Dengan adanya dukungan sosial yang diterima oleh pasien TB maka hal tersebut
akan mempengaruhi perilaku individu seperti penurunan rasa cemas, rasa tidak
berdaya, dan putus asa sehingga akhirnya dapat meningkatkan status kesehatannya.
Hal ini dibuktikan dari penelitian yang dilakukan oleh Nita yunianti ratnasari
dimana dari 50 responden, persentase peningkatan kualitas hidup dari pasien TB
sebanyak 80% karena adanya dukungan social mereka terima.
Akan
tetapi, hal ini sangat berbanding terbalik dari apa yang diharapkan.
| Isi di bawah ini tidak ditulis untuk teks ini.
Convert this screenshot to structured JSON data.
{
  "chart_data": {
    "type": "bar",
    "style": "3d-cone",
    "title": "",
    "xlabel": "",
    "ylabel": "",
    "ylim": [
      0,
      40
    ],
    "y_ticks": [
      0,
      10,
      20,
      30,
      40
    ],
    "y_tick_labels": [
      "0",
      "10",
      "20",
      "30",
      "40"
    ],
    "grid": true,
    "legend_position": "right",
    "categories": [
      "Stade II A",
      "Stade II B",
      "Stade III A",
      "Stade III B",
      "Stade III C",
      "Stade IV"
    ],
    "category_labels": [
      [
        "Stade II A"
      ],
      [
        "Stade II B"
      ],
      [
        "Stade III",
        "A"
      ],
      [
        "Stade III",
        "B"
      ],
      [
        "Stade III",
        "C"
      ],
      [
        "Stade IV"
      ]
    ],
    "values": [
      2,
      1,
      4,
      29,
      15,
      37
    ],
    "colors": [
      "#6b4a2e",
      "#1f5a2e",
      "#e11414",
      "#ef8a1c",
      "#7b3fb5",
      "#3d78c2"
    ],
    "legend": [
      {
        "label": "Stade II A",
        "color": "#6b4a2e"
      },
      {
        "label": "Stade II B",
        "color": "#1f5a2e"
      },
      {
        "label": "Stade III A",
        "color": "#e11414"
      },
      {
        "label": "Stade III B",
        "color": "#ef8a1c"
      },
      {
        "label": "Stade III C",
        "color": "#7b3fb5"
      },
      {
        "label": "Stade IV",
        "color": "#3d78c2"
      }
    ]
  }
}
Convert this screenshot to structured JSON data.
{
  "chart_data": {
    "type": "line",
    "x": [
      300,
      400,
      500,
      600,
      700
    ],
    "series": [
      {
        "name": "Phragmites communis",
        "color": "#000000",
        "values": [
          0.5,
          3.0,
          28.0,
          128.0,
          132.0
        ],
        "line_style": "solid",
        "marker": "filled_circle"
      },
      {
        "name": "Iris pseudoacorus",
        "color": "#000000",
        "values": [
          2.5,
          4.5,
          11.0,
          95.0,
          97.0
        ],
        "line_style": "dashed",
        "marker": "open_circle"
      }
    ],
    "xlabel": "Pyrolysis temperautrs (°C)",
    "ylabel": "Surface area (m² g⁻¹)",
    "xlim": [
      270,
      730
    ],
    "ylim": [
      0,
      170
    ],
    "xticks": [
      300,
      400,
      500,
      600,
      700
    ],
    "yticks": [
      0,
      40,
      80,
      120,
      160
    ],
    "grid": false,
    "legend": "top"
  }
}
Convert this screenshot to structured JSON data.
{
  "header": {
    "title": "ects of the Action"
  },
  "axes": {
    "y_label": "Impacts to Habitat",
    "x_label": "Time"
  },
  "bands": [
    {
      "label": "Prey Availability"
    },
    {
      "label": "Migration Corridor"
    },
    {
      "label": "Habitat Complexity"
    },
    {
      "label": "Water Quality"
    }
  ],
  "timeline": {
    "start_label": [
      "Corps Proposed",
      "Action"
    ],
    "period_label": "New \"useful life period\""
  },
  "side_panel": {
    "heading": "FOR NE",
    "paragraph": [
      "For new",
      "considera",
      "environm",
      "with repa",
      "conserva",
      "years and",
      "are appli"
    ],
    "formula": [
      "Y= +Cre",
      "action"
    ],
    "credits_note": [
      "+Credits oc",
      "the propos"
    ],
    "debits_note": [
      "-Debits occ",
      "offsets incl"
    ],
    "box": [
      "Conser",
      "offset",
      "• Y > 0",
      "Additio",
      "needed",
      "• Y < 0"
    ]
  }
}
Sebagian
Masyarakat belum bisa menerima kehadiran penderita TB di tengah-tengah mereka
dan parahnya lagi keluarga dari penderita sendiri merasa malu dan takut
berdekatan, jika ada anggota keluarganya yang mengidap penyakit tersebut,
dimana yang seharusnya mereka menjadi pendukung tapi malah menjadi “boomerang”
bagi pasien TB itu sendiri. Fenomena ini ditunjukkan dengan adanya sikap
berhati-hati secara berlebihan. Misalnya mengasingkan penderita, enggan
mengajaknya berbicara, kalau dekat dengan penderita anggota keluarga yang
bersangkutan akan menutup hidung dan sebagainya.
Bahkan
sebagian masyarakat masih ada yang memandangan
bahwa penyakit TB adalah penyakit menular, guna-guna/teluh penyakit keturunan
dan sulit diobati, sehingga penderita TB Paru sering mendapat perlakuan
diskriminasi di lingkungan sekitar. Berbagai tindakan diskriminasi diterima
oleh pasien TB Paru oleh tetangganya berupa dihindari, tidak diajak berbicara
karena takut penyakitnya pindah dan dipandang secara sinis oleh tetangga
sekitar.
Secara
psikologi, bagi pasien yang mendapat perlakuan diskriminasi seperti ini akan
menimbulkan stressor tersendiri berupa perasaan tidak berguna dalam masyarakat,
sehingga memutuskan untuk berusaha menghindar dan menutup dirinya dari dunia
luar, berusaha menjauh dari orang-orang disekitarnya karena takut mereka akan
menularkan penyakit ini kepada orang-orang yang disayanginya.
Maka
dari itu perilaku diskriminasi seperti ini perlu dihindari demi membantu
pengobatan dan kesembuhan para penderita TB karena bagaimanapun juga Penderita
TB juga manusia sosial yang memiliki perasaan yang membutuhkan interaksi dan
sosialisasi antar sesama, yang membutuhkan ‘support’ dari orang-orang yang ada
disekitarnya agar mampu bertahan dalam kejenuhan selama pengobatan dan tatapan
sinis orang-orang yang bisa menerima mereka.
Oleh karena
itu, Dukungan keluarga dan dukungan social lainnya ini diharapkan dapat
membangkitkan semangat pasien untuk selalu berusaha mencapai kesembuhannya.
Seperti salah satu tugas keluarga dalam memberikan perawatan kepada anggota
keluarga yang sakit, maka seharusnya keluarga dapat menjalankan tugas keluarga
tersebut untuk mencapai derajat kesehatan yang optimal.
Dan untuk
petugas kesehatan diharapkan untuk memberikan penyuluhan kepada masyarakat awam
tentang penyakit TB, penularan, pencegahan dan pengobatannya. Sehingga dapat
mengubah persepsi dari masyarakat tentang penyakit ini.